Montgomerie admits to nervousness at how easily the network of politically engaged Christians could be portrayed as a conspiracy, adding relationships owe more to the "two or three degrees of separation" in politics.

"There isn't a secret meeting where we all plot," he adds, stressing differences between the UK Christian right and its US equivalent.

Faith-communities in the UK, for example, are at a different stage in terms of acceptance of homosexuality, he says, although opposition remains "an article of faith" to many. He emphasises the value UK Christian activists attach to causes such as social justice and international development, rather than focusing entirely on thornier "conscience" issues such as abortion. That said, he casts the "significant" Christian impact on the Tory party as "natural, organic and very real" and a product of 13 years of opposition. He counts Duncan Smith, "a very serious Catholic", as the third most important figure in government.

Montgomerie agrees that a moderation of language and positions by Christian civil society groups has led to the point where they are in position to make the most of the opportunity presented by the big society, or "the opening up of a monopoly".

In some ways, Care and Life exemplify this eschewing of past confrontational tactics for a more discreet approach to influencing public policy.

In other ways they do not. For example, in correspondence between Life and Anne Milton, released to the Guardian under the Freedom of Information Act, Life used language at odds with the conciliatory public words it later used to describe its engagement with pro-choice groups on the sexual health forum.

"We are reducing the amount of abortion. Abortion providers are not. On the contrary, they promote abortion. It is obviously much in their interests to do so. And yet they receive hundreds of millions of taxpayers' money every year," wrote Jack Scarisbrick, Life's chairman.

A former employee at Care meanwhile insists that this "politically savvy" group relentlessly lobbies behind the scenes, drawing up lists of sympathetic MPs and briefings. It views the network of crisis pregnancy centres as being able to give it "the authority" to campaign on abortion.
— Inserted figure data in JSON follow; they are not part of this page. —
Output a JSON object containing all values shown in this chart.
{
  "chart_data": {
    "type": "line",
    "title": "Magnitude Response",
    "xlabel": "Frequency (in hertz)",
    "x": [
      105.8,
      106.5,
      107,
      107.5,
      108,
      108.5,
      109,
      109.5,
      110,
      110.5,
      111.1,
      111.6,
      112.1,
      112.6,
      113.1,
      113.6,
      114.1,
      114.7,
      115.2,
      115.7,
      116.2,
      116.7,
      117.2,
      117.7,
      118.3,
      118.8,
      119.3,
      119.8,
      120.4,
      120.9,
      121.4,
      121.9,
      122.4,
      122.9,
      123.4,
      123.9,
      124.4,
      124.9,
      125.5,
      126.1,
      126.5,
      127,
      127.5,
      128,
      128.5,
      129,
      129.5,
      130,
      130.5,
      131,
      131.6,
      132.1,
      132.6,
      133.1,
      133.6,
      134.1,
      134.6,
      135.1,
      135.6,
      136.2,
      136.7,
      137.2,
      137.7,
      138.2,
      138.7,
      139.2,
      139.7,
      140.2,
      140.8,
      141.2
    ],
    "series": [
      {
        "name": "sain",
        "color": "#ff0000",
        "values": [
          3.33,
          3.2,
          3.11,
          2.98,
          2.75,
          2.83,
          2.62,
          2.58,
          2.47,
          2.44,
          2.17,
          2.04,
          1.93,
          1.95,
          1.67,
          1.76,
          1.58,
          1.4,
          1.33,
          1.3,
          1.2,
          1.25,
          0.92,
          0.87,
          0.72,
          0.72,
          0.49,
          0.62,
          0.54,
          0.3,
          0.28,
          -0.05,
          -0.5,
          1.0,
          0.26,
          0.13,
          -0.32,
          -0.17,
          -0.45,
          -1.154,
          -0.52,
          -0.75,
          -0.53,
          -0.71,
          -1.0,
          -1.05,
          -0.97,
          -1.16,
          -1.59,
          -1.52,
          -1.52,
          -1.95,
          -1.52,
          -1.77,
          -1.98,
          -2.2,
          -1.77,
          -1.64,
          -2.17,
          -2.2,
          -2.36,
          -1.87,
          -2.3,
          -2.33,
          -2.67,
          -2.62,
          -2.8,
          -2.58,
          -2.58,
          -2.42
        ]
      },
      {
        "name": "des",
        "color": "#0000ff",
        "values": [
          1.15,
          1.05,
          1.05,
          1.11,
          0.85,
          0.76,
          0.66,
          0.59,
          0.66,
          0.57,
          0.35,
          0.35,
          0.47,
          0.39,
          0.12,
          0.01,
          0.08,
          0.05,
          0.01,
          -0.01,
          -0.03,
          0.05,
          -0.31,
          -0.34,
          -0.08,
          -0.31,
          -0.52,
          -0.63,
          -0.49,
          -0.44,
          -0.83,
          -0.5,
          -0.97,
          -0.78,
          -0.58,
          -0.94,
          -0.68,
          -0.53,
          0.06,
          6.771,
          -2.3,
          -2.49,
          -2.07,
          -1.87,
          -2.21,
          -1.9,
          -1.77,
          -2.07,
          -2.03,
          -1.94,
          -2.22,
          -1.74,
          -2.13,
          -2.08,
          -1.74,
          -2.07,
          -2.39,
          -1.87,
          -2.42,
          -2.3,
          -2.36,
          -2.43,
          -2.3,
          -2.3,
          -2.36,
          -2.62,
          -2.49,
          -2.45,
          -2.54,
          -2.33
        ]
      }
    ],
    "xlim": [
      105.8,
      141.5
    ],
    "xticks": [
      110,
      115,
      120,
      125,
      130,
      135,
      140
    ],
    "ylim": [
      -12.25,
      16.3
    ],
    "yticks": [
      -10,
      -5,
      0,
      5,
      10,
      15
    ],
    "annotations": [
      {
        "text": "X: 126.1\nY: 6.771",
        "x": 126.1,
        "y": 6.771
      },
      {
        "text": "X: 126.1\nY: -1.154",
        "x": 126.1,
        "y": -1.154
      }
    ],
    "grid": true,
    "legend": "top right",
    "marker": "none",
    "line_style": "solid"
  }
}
"People support Care to the tune of a couple of million quid a year and there are individuals who see Care make a difference primarily in parliament. That is their big appeal."

"Their latest tactics are a new development. The have obviously seen an opportunity in the big society."

He adds that while the charity has visibly softened its hardline language over the years, its grassroots are still hugely suspicious of secularism.

"They look back wistfully to a bygone age when the nation was supposedly more Christian and we did have criminalisation of homosexuality, abortion was much more restricted. They do want to turn back the clock."